Herein, we present a novel FP, PLEC and demonstrate its application as an input for binding affinity predictions. The PLEC FP implicitly enumerates protein–ligand contacts, which further allows the predictive models to automatically classify the impact of each contact on the affinity of the compound. The best-performing depths of the PLEC FP are 5 and 1 for the protein and the ligand, respectively, which roughly corresponds to the side chains of residues on the protein side and single atoms on the ligand side. We also demonstrated that the preferable FP size is 65 536, although shorter FPs, combined with more complex models, can achieve comparable performance.
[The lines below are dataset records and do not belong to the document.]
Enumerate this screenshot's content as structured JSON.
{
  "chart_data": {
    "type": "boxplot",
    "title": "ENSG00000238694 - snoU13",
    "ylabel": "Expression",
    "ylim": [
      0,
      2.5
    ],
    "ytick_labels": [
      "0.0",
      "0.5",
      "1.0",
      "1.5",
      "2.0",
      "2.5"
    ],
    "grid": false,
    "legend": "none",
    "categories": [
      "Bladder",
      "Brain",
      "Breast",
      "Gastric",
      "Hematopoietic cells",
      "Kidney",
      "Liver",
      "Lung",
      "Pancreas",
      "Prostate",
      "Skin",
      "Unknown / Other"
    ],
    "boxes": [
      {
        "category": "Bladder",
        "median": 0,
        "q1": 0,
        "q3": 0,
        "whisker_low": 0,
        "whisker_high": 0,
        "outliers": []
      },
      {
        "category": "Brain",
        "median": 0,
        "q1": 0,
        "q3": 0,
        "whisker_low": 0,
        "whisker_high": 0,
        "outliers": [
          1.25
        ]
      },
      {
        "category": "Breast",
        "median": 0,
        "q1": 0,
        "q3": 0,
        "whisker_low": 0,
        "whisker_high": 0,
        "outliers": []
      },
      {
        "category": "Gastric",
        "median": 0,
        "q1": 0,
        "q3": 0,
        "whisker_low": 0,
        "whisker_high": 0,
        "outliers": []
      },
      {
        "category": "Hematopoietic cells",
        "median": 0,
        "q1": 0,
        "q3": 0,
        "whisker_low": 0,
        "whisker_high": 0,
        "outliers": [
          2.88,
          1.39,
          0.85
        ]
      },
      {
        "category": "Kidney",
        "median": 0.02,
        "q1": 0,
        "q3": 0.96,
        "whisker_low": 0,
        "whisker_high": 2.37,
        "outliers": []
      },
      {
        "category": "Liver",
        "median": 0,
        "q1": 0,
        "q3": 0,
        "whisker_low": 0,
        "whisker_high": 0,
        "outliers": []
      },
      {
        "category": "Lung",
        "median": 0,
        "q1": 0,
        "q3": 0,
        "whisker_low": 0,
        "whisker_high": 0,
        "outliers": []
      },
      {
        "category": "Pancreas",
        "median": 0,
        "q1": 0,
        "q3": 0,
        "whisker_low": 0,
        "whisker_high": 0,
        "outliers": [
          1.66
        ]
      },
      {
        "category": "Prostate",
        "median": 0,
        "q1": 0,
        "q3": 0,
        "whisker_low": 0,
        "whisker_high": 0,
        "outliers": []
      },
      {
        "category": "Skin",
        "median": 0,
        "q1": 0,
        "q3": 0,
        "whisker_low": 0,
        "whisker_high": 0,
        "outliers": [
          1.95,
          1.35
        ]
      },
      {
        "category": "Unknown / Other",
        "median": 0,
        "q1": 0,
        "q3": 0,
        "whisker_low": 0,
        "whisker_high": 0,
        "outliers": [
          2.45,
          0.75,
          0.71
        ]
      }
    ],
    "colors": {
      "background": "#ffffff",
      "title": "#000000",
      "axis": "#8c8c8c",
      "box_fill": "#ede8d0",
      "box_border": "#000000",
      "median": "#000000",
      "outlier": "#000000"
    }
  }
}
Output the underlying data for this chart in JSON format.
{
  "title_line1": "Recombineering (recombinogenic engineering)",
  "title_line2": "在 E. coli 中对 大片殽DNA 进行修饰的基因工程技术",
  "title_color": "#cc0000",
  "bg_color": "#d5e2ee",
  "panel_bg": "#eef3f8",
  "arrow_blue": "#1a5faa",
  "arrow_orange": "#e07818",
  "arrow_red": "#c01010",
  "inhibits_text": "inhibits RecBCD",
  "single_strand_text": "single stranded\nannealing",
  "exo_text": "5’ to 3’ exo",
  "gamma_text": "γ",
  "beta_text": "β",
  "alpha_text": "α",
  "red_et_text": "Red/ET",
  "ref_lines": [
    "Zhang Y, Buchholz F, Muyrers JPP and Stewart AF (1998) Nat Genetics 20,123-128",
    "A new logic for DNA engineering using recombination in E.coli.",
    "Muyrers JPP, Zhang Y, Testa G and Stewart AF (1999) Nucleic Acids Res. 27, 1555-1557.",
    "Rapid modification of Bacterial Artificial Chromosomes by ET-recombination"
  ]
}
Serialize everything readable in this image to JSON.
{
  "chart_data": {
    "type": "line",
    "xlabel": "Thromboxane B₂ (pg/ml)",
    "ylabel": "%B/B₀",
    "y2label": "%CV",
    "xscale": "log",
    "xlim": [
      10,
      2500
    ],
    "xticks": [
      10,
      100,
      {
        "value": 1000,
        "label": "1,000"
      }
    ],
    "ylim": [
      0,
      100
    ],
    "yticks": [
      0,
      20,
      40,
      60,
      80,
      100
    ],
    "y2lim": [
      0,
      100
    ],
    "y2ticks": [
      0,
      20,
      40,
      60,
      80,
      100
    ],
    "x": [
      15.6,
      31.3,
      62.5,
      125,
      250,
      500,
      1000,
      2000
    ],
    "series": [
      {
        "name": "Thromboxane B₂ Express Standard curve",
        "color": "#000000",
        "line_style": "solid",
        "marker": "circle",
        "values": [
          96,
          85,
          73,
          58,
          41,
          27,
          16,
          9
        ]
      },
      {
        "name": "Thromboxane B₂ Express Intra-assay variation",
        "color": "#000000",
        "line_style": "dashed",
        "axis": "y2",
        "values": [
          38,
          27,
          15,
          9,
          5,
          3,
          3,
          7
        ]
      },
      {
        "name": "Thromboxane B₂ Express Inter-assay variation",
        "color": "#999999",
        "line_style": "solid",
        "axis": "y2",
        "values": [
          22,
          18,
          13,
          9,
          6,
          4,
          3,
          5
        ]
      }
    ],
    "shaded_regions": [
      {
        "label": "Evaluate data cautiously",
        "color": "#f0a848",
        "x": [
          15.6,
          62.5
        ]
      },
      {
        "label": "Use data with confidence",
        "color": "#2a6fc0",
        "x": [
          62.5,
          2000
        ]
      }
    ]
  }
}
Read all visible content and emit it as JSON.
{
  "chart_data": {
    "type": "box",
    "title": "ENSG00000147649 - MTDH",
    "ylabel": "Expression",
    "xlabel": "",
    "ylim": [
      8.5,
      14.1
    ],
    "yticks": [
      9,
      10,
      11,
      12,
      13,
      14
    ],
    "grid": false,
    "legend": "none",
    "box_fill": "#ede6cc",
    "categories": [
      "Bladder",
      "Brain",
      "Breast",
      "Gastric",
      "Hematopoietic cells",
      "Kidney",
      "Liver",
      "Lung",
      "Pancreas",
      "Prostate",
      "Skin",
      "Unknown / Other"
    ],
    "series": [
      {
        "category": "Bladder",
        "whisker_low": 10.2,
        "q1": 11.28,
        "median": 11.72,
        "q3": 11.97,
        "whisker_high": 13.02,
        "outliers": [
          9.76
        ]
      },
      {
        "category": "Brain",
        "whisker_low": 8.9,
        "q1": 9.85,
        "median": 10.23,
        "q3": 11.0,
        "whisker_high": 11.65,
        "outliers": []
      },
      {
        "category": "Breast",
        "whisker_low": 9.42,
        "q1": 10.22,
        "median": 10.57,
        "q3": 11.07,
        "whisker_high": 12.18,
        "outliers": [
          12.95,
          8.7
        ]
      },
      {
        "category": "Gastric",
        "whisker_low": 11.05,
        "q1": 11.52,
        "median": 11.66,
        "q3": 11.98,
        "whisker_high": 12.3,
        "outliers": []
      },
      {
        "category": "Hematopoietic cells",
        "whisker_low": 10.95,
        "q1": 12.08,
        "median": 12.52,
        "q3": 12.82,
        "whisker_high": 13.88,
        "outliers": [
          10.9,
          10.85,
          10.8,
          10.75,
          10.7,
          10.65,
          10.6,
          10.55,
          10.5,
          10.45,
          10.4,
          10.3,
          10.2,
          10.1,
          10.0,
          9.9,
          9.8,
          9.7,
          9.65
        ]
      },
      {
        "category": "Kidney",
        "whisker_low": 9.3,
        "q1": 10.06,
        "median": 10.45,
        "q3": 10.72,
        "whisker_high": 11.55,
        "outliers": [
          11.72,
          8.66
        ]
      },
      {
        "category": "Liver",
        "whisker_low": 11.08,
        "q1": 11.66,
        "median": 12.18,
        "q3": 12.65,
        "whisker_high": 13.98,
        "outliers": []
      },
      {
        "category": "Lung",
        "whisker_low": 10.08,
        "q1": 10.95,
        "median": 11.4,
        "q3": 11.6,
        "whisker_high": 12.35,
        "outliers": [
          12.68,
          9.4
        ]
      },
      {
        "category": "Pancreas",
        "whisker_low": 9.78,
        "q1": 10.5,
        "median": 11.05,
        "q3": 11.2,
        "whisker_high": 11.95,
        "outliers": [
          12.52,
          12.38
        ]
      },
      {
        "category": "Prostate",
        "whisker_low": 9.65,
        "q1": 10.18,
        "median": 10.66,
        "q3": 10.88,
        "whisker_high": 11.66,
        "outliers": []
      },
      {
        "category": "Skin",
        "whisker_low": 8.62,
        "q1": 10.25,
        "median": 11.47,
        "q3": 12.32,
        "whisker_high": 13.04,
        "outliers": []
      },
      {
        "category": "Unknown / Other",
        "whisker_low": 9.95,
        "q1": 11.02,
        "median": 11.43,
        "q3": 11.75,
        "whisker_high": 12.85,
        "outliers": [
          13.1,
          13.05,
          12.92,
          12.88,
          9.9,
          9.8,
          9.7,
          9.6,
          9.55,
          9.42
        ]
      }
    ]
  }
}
The presented solution performs substantially better than any other method used to represent receptor–ligand complexes in predictive models to date. We also demonstrate the consistent predictive performance of different ML models built using the PLEC FP. This consistency is likely a consequence of the feature power, rather than the model complexity. Our results suggest that the linear model should be preferred since it is simpler and more easily interpretable, although we note that additional performance can be gained in certain cases when using neural networks.

The PLEC FP and SF are freely available as a part of the Open Drug Discovery Toolkit at https://github.com/oddt/oddt. PLEC FP and other functionalities implemented in ODDT can be easily tested via a web browser using MyBinder, see https://github.com/oddt/notebooks.

Funding

This work was supported by the Polish Ministry of Science and Higher Education (POIG.02.03.00-00-003/09-00 and IP2010 037470).

Conflict of Interest: none declared.